Changer le monde et pas de monde

Est-il possible d’avoir une pensée politique articulée sur une pensée théologique ? Penser Dieu aide-t-il à penser le monde ? N’y a-t-il pas tout simplement une exclusion de l’un et de l’autre ? Penser l’un ne pourrait-il que favoriser l’emprise du religieux sur la société ?
Changer le monde et pas de monde

Pour une utopie à façonner au jour le jour
©DR

Dans l’évangile selon Jean (chapitre 14), Jésus interpelle ses disciples en leur disant : « Vous êtes dans le monde, mais vous n’êtes pas du monde… » Cette formule répond à un certain nombre d’autres, dans cet évangile qui en rend une première lecture parfois ardue pour ceux qui n’ont pas l’habitude de la rugosité de ce texte.

 

 

Une lecture en tension


Pour les habitués, il arrive qu’ils n’entendent plus les aspérités et les incohérences apparentes de ce texte. De fait, plutôt que les incohérences, il faut reconnaître à l’évangéliste Jean un talent certain pour faire ressortir, par la poétique de son verbe, les tensions de la foi chrétienne. Car, de fait, le Royaume est tout à la fois déjà présent dès que Jésus prononce « Le Royaume est au milieu de vous… » et, dans le même temps, pas encore advenu ! Les chrétiens se trouvent donc dans cette tension féconde de devoir pleinement s’investir « dans le monde » sans jamais succomber à la tentation d’être « de ce monde » et voir dans ce dernier la finalité ou le lieu de la finalité de leurs engagements.

 

Le théologien protestant Gabriel Vahanian (1927-2012) était tout à fait friand de ces tensions et articulations que fait naître le texte biblique. Son écriture se nourrit d’ailleurs abondamment d’une forme poétique du langage que l’on pourrait qualifier de biblique. Son écriture a, dans une certaine mesure, à l’image du texte biblique, la capacité d’engendrer non seulement du sens, mais aussi une réalité.
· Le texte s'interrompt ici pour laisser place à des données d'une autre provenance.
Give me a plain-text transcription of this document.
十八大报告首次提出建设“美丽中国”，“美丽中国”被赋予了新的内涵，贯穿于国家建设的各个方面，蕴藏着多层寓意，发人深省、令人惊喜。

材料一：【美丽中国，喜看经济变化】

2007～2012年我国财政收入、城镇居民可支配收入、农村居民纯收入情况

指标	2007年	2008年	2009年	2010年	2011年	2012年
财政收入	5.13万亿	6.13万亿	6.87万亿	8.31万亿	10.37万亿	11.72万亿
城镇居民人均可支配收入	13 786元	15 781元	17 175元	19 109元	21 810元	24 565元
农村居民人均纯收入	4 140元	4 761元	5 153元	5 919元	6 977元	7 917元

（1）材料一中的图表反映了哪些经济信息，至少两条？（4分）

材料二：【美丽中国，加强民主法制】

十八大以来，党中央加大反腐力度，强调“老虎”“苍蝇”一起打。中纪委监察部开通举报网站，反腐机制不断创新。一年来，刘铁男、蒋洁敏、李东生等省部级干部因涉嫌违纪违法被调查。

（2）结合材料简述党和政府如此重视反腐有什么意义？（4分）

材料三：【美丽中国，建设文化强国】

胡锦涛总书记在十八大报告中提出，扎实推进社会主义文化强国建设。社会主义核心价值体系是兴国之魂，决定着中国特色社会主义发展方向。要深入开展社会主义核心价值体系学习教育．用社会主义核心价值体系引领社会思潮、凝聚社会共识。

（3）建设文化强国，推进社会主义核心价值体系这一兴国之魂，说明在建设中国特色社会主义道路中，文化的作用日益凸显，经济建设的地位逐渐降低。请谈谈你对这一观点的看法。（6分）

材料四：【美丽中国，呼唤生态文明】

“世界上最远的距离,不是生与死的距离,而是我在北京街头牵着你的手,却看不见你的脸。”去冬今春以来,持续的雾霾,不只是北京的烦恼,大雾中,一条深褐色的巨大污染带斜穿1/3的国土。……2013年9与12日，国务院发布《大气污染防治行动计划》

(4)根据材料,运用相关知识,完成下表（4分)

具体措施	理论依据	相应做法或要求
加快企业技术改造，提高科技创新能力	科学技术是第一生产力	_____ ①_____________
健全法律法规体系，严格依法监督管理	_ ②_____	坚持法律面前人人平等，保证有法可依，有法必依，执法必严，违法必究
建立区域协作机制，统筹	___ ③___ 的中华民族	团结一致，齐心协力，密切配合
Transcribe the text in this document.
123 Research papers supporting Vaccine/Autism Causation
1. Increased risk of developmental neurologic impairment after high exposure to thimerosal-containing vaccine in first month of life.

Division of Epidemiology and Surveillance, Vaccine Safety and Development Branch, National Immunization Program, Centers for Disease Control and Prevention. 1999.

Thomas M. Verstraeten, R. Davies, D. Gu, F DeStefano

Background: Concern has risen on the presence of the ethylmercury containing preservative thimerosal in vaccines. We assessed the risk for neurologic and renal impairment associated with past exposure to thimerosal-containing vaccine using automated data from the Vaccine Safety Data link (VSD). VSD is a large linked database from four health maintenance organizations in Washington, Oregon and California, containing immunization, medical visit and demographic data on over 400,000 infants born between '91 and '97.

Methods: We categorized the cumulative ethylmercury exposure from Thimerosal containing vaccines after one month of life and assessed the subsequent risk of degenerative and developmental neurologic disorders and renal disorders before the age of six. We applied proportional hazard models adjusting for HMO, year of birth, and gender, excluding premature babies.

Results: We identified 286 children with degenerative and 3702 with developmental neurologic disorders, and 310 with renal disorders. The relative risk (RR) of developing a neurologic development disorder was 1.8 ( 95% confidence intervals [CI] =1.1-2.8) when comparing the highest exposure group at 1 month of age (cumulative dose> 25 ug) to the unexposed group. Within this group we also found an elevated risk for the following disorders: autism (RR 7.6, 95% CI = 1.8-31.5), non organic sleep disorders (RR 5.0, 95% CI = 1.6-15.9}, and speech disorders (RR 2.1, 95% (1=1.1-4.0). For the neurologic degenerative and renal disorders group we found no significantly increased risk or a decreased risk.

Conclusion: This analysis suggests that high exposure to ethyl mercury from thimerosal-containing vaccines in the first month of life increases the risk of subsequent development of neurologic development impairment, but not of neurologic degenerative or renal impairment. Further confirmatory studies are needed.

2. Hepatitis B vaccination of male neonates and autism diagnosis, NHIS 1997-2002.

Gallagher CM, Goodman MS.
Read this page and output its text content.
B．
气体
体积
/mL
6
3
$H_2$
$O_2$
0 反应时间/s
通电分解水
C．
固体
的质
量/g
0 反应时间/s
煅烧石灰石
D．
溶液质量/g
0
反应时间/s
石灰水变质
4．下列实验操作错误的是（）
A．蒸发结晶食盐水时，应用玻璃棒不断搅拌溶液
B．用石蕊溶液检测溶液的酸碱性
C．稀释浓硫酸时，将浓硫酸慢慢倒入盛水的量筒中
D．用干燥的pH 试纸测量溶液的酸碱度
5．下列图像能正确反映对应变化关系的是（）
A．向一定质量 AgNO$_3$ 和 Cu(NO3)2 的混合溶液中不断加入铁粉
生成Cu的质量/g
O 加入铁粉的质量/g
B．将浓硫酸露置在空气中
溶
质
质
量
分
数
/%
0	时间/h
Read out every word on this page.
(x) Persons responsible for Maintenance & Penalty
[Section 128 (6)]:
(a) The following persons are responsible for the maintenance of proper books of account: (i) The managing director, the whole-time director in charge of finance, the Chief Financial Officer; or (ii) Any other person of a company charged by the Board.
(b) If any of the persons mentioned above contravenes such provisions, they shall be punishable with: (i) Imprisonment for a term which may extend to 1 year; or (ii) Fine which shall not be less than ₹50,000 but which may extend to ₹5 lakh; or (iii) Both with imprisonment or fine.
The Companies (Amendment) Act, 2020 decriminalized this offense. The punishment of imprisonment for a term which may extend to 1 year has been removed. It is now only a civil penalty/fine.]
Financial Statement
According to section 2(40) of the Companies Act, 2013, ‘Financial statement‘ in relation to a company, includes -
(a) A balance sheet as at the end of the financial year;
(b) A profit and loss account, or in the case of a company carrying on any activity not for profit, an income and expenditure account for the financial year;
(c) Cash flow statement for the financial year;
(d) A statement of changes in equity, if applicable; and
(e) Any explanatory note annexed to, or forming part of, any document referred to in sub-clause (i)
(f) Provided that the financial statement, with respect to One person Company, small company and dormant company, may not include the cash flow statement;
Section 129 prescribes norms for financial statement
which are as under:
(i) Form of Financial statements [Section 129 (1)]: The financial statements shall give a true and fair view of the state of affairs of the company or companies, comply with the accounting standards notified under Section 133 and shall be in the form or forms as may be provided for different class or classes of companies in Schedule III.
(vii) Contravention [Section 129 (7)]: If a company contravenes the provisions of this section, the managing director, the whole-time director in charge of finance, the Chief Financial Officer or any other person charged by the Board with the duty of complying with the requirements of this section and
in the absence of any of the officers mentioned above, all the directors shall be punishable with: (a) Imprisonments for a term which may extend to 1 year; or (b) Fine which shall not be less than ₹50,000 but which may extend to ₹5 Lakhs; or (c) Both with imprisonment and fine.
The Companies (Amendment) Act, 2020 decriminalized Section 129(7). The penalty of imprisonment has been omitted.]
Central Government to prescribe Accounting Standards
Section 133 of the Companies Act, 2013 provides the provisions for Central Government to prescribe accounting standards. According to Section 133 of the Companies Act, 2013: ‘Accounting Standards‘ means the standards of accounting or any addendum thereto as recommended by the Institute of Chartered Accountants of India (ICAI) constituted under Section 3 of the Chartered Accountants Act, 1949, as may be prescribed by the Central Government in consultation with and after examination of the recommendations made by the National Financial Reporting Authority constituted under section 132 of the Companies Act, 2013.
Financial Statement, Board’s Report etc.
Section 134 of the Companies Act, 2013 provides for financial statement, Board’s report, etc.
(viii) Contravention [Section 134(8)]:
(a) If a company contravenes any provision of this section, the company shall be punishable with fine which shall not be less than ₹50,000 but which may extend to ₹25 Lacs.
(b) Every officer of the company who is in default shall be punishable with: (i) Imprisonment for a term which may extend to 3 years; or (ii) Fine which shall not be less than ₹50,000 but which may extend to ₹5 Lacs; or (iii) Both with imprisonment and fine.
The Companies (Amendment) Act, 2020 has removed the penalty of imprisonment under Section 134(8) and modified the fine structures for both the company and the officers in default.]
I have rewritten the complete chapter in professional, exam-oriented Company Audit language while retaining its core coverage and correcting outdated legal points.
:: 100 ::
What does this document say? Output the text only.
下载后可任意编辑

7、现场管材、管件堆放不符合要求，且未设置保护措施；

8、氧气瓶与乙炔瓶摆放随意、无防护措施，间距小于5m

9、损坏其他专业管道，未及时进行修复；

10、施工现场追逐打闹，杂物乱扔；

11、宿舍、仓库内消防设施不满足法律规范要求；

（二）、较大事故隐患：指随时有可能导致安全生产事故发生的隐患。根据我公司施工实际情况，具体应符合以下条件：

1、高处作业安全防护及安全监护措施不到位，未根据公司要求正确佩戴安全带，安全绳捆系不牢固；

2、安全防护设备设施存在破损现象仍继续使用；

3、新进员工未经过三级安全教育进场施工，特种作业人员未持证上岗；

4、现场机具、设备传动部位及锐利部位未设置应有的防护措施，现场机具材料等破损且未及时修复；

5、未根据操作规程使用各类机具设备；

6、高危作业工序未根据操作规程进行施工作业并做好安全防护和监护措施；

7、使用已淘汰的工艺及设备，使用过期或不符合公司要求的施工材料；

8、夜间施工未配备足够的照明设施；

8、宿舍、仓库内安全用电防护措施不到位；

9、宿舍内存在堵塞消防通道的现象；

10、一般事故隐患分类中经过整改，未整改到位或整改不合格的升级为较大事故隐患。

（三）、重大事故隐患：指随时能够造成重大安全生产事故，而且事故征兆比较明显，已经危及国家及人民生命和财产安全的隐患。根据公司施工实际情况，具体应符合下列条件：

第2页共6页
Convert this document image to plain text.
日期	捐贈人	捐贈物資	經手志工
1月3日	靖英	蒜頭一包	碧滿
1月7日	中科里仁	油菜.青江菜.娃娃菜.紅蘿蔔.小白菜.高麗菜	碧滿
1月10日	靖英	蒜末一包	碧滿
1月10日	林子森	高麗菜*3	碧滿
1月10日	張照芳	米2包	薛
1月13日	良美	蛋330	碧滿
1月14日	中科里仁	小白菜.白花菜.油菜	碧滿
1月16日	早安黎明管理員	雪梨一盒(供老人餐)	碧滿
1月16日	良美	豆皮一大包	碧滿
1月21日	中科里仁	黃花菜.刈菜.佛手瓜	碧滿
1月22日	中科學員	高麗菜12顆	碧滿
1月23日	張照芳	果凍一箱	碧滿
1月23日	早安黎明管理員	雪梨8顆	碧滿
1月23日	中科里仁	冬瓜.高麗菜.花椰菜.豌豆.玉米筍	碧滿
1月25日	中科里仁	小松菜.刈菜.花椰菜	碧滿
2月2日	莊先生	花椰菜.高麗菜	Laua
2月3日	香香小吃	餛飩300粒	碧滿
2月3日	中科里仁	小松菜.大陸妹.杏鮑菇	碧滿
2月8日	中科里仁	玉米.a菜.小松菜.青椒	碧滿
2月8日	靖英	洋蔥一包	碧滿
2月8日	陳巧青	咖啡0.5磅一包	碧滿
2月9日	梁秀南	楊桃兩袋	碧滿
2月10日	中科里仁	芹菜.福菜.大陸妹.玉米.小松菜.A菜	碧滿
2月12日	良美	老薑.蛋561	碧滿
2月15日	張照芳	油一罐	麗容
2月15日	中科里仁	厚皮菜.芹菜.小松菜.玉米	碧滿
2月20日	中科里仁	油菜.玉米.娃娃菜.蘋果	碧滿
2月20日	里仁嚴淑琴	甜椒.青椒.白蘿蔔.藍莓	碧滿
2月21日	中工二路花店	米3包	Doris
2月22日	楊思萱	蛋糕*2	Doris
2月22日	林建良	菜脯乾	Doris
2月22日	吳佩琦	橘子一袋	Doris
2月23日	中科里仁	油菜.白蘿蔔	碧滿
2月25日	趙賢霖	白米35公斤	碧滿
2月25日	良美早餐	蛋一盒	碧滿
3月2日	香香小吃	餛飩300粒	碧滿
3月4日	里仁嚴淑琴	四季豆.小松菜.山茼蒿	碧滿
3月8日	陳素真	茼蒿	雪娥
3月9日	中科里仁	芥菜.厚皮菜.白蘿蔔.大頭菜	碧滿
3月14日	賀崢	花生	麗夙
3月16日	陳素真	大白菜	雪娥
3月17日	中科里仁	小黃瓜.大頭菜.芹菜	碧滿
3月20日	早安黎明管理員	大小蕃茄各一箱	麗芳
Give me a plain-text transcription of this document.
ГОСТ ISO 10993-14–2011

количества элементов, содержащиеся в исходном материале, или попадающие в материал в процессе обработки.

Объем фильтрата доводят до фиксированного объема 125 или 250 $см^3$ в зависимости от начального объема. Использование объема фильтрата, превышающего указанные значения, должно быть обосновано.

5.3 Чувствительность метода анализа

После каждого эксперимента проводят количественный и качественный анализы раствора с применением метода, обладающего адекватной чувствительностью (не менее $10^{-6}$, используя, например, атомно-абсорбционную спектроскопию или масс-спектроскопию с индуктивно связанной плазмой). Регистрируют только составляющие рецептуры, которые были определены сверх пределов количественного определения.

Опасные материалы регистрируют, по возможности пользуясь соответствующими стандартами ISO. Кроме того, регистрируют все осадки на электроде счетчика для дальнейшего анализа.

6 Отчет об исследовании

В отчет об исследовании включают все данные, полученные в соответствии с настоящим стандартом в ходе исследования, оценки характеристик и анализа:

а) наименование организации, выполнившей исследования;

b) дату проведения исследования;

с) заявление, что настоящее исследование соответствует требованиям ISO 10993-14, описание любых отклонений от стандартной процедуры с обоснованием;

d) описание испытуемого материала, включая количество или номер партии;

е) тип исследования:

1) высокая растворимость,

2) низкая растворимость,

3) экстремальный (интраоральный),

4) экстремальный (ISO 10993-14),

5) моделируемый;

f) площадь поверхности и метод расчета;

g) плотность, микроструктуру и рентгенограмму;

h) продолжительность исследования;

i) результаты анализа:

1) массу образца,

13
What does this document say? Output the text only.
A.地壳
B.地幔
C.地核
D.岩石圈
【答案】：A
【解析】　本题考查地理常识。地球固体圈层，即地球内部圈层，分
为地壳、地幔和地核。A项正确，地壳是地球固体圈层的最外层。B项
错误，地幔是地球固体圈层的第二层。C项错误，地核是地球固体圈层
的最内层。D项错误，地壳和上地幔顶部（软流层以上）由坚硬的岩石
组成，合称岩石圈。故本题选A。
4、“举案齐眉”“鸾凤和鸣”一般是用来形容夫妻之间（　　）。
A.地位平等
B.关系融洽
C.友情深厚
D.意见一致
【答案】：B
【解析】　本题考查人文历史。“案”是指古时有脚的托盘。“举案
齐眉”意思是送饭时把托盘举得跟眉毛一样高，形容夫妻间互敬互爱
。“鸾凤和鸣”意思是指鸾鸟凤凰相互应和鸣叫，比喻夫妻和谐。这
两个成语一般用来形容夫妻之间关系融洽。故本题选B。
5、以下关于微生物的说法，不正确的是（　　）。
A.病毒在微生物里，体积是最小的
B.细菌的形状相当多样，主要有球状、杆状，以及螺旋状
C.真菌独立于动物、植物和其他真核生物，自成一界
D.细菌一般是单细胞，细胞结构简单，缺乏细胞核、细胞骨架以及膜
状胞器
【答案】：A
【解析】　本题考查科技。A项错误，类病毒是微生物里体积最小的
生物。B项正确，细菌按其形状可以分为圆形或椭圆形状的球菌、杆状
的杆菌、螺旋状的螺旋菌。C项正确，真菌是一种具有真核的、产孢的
Pour Vahanian, la foi relève d’une dialectique entre Dieu et le monde : Dieu est le Tout Autre insaisissable et pourtant, il est le Dieu qui vient se révéler au cœur du monde ! Cette tension est évidemment dynamique et, pour reprendre les termes de Gabriel Vahanian, elle met le chrétien et l’Église en marche vers une utopie. Le Royaume annoncé est utopique (littéralement « sans lieu » de réalisation) et pourtant, en tant qu’utopie, se doit d’être crédible.

Le chrétien et l’Église se doivent donc d’annoncer, et en cela de mettre en œuvre par la parole, une utopie invitant à changer le monde dans lequel ils vivent, sans pour cela se couper du monde, en changeant de monde en un Au-delà inatteignable. Penser le Dieu qui vient se révéler invite à concevoir un monde inspiré par l’image de l’homme que ce Dieu renvoie, tout en échappant à l’idolâtrie de croire cette image comme accessible ; elle reste celle d’un Tout-Autre.

 

 

Pour une technique au service de l’utopie

 

Penser Dieu dans son altérité radicale comme le Dieu qui vient rejoindre l’humanité est donc, tout à la fois, le chemin d’une critique sans concession du monde et, dans le même temps, celui de la construction d’un lendemain possible. Ce Dieu qui vient rejoindre l’homme par son Verbe incarné réhabilite de ce fait la technique, comme parole humaine au service de cette utopie. Loin de rejeter la technique en tant que telle ou en ce qu’elle devient idolâtrie de notre monde, Gabriel Vahanian préfère la penser au cœur de sa dialectique, tentant de marier l’héritage juif et l’héritage grec du monde biblique.